Stephen Kalyta calling out all cadets with bars…
This week’s article is aimed at the barman, whom hold accountability for the young men and women in their sections, flights and squadrons. How do you lead? Do you lead by example? Do you hold yourself to a higher standard than those you command?
In answering the question, taking a reflective self-assessment may seem somewhat self-aggrandizing. I think I would agree with that. Perhaps a better way to find out is to engage your peers, even subordinates to garner a more objective opinion. What I can promise you is actual opportunities for improving your skills as a leader have little to do to do with the number of bars you wear. Even without bars, RMC affords numerous opportunities for informal leadership in sports, parades, and social gatherings. This is your proving ground, do not squander it.

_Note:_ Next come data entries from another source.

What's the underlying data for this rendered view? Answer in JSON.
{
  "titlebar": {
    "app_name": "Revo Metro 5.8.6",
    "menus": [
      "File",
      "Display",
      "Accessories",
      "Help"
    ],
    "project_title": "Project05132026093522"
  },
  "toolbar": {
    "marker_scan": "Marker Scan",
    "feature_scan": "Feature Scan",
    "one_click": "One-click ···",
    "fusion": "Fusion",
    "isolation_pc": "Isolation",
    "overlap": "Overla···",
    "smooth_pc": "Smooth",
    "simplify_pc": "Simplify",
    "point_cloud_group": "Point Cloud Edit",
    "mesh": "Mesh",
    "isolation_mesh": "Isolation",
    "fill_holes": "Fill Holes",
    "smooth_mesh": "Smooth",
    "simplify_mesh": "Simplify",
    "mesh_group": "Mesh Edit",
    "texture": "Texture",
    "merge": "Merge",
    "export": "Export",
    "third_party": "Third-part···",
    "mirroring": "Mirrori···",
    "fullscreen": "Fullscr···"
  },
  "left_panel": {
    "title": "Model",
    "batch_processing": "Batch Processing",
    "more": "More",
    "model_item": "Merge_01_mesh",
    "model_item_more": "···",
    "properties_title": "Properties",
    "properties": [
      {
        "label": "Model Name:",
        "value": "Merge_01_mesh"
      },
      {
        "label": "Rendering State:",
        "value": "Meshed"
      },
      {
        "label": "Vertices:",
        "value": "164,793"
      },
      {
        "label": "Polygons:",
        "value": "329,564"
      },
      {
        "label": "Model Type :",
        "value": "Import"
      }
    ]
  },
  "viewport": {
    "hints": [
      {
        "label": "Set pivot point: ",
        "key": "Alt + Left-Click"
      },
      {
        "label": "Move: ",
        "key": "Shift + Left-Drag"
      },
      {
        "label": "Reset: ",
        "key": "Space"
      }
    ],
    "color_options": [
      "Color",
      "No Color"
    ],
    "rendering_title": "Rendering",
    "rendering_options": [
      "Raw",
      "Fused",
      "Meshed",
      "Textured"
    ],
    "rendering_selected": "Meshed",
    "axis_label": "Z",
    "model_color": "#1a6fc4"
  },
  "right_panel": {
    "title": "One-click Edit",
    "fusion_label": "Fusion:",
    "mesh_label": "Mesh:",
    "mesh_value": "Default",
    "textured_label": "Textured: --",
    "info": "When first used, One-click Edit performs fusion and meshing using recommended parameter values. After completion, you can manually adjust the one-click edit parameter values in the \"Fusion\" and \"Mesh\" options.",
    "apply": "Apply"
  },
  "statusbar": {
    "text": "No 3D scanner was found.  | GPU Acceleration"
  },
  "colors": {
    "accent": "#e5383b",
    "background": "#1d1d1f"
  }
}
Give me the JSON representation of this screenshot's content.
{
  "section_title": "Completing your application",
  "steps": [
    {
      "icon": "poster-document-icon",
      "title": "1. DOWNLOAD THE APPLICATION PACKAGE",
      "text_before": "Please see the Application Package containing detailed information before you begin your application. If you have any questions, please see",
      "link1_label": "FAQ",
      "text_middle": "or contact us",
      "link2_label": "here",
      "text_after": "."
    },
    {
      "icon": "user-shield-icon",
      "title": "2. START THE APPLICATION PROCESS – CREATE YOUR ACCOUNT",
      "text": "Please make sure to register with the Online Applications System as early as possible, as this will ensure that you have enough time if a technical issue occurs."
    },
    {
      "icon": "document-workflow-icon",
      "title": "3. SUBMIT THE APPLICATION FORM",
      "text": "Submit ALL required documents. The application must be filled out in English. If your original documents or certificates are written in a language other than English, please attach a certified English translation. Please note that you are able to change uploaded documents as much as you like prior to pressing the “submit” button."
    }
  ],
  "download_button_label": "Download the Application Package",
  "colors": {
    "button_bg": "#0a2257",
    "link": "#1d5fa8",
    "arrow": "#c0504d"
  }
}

Authority is not leadership.
Leadership is a profession guided by moral and ethical principles that transcend rank, privilege, or station. To have authority over others is also not accountability. Being accountable for the welfare of those you command is the most distinctive separation between the character of an officer over the myriad non-military “managers” I have encountered in my 27 year career. To be accountable means you are integral to and willing to promote the welfare of those you command, regardless of whether it is personally convenient, timely, or worse yet, a distraction. As a barman, you are called to a position of authority. Whether you choose to be a leader rather than a manager, is one of the greatest learning tools to prepare you for your career as an officer. Lead by example from the front and inspire those behind you, by holding yourself to a higher standard.